João Tordo é, essencialmente, um contador de histórias que parecem surgir-lhe naturalmente e que ganham forma quando estruturadas em torno de uma trama, cuidadosamente urdida no tempo e no espaço. O cenário pode ser uma ilha inóspita ao largo da costa do Japão ou um liceu da capital portuguesa; as personagens, tanto masculinas como femininas, oriundas de lugares diversos, estão ligadas pelo acaso; as memórias de tempos passados são introduzidas, uma e outra vez, como se o autor estivesse a testar a atenção de quem lê. No entanto, a narrativa principal está contida num espaço de tempo bem definido – pouco mais de um ano, a começar a 19 de Janeiro de 1987 – e num lugar, Lisboa, perfeitamente reconhecível.   

“O irreal é a única arma com a qual podemos esmagar a realidade para que esta seja, subsequentemente, reconstruída”, escreveu Salman Rushdie num dos ensaios contidos em Pátrias Imaginárias.
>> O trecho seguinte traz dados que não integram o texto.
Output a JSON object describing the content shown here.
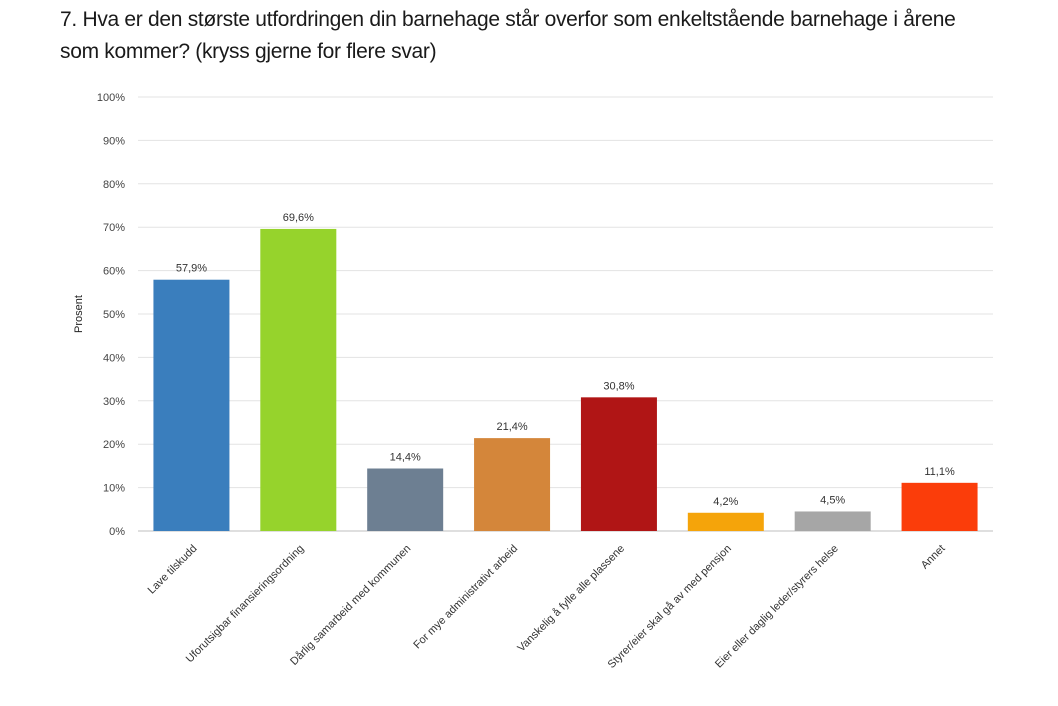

Para escritores como Rushdie e Toni Morrison, o que não é “real”, tudo o que é estranho, incompreensível, inexplicável, é gerador de mudança, uma espécie de motor que põe em marcha a imaginação, aliada às inquietações contemporâneas e às eternas dúvidas existenciais. João Tordo parece disposto a seguir esse caminho, num romance poderoso, inquietante e profundamente lírico.